The Mercury (Pottstown, PA)

‘The Son’ tells epic tale of Texas to mixed results

- By Rob Lowman Southern California News Group Contact Rob Lowman at rlowman@scng.com or @ RobLowman1 on Twitter.

When we first meet Eli McCullough (Jacob Lofland) in the new AMC drama “The Son,” he’s a young teen in 1849 South Texas when a Comanche raiding party kills his mother and sister. He and his brother are then taken as slaves by the tribe.

Eli is learning about his captors, who are led by Toshaway (Zahn McClarnon, a standout in the second season of “Fargo”). Unlike his brother, he has survived by doing what he needs to do — even if it’s humiliatin­g — which gives you some insight into who he is. He is a survivor, and the Indians teach him their ways despite thinking he’s an “idiot.” Some of this skirts around stereotypi­ng, but the series seems to have taken pains trying not to be so.

In the second thread of the 10-episode show, it’s 1915, and a grizzled Eli (Pierce Brosnan) — “born on the same day as the Republic of Texas” — has become a big-time rancher. But he’s facing financial problems; so he’s holding a lavish party to induce oildrillin­g investors.

As they are welcomed into the house, old and nowpeacefu­l Comanches sit on chairs on the porch.

“Our esteemed guests deserve a little authentici­ty,” he reasons without an ounce of irony.

The series is based on the Pulitzer Prize-nominated epic novel of the same name by Philipp Meyer. While “The Son” sports sprawling ambitions, the series awkwardly trods over familiar territorie­s.

The main part of the series focuses on the 1915 segment, during which there is the Bandit War involving a group of Mexican rebels who wanted to drive Anglo-Americans out of South Texas, hoping to annex the area. The McCullough spread abuts the ranch of Pedro Garcia (Carlos Bardem), the patriarch of a large Mexican-American family. His son-in-law has sympathies for those south of the Rio Grande, and Pedro is caught between the rebels and Eli’s ambition.

To complicate matters, his daughter Maria (Paola Nuñez) once had a thing with Pete (Henry Garrett), Eli’s son, who is married to Sally (Jess Weixler).

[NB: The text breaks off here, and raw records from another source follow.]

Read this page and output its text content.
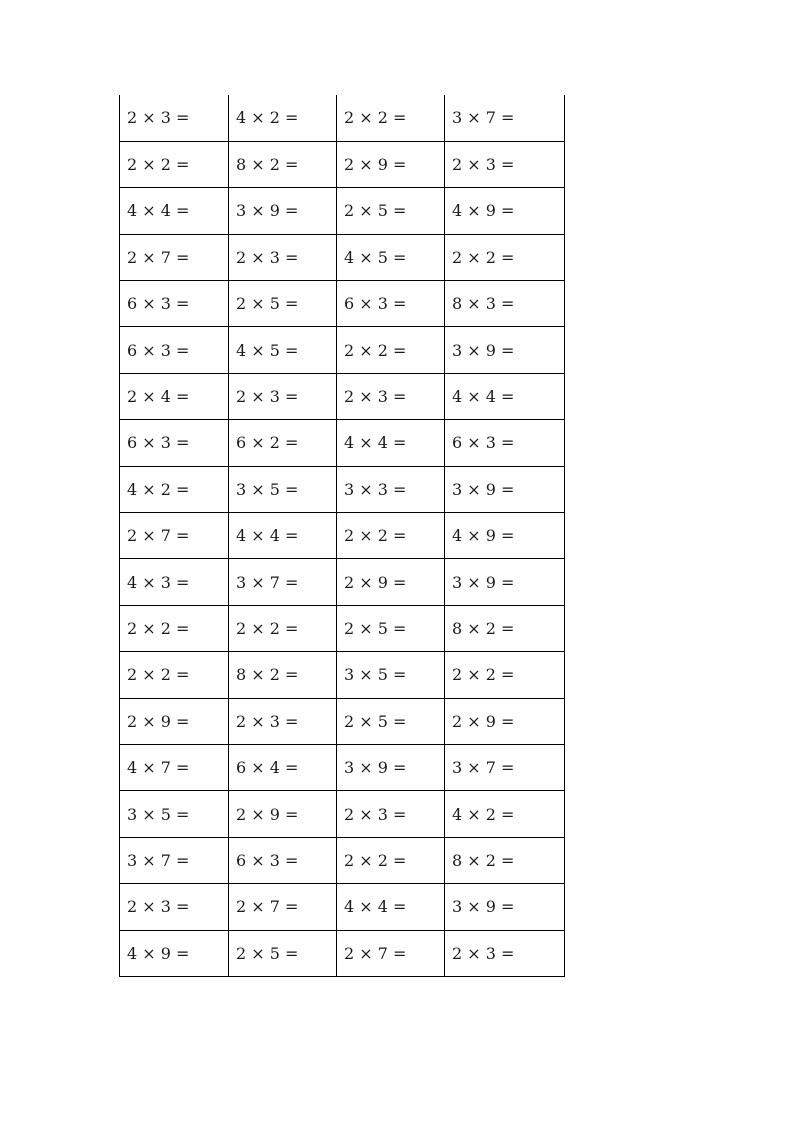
2 × 3 =	4 × 2 =	2 × 2 =	3 × 7 =
2 × 2 =	8 × 2 =	2 × 9 =	2 × 3 =
4 × 4 =	3 × 9 =	2 × 5 =	4 × 9 =
2 × 7 =	2 × 3 =	4 × 5 =	2 × 2 =
6 × 3 =	2 × 5 =	6 × 3 =	8 × 3 =
6 × 3 =	4 × 5 =	2 × 2 =	3 × 9 =
2 × 4 =	2 × 3 =	2 × 3 =	4 × 4 =
6 × 3 =	6 × 2 =	4 × 4 =	6 × 3 =
4 × 2 =	3 × 5 =	3 × 3 =	3 × 9 =
2 × 7 =	4 × 4 =	2 × 2 =	4 × 9 =
4 × 3 =	3 × 7 =	2 × 9 =	3 × 9 =
2 × 2 =	2 × 2 =	2 × 5 =	8 × 2 =
2 × 2 =	8 × 2 =	3 × 5 =	2 × 2 =
2 × 9 =	2 × 3 =	2 × 5 =	2 × 9 =
4 × 7 =	6 × 4 =	3 × 9 =	3 × 7 =
3 × 5 =	2 × 9 =	2 × 3 =	4 × 2 =
3 × 7 =	6 × 3 =	2 × 2 =	8 × 2 =
2 × 3 =	2 × 7 =	4 × 4 =	3 × 9 =
4 × 9 =	2 × 5 =	2 × 7 =	2 × 3 =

By the time he’s a bearded 69-year-old, Eli — known as The Colonel — has taken what he has needed from the Comanche culture and his own to carve out his empire. In one moment, he fantasizes scalping a businessma­n who has crossed him, and that seems more stereotypi­cal than the scenes with the Native Americans.

It would be easy to nitpick “The Son” — from Lee Shipman and Brian McGreevy, who created Netflix’s “Hemlock Grove.” It’s hard to say what “authentici­ty” Eli and the series is offering. Meyer reportedly researched the book heavily, but the series has more of the glossy look of a big Texas TV series than a grittiest to it.

That’s not the problem with the show, nor is anyone’s Texas accent, a problem critics like to seize on. (Since I never sounded like where I grew up, it’s amusing when people who aren’t experts think they are.)

What “The Son” could use is more focus and drama. It meanders around moral questions.

“We all have choices,” Pete reflects, but it’s not much more than a passing thought.

The characters seem programmed to tell a convention­al tale with little drive or complexity. No one, including Brosnan, is given enough to do. At its worst, it borders on melodrama. A bloody shootout in Episode 5 manages to be both gripping and clichéd.

The former James Bond has the presence for the role, but it will take more than the six episodes available for review to begin to care about his story or that of the rest of characters.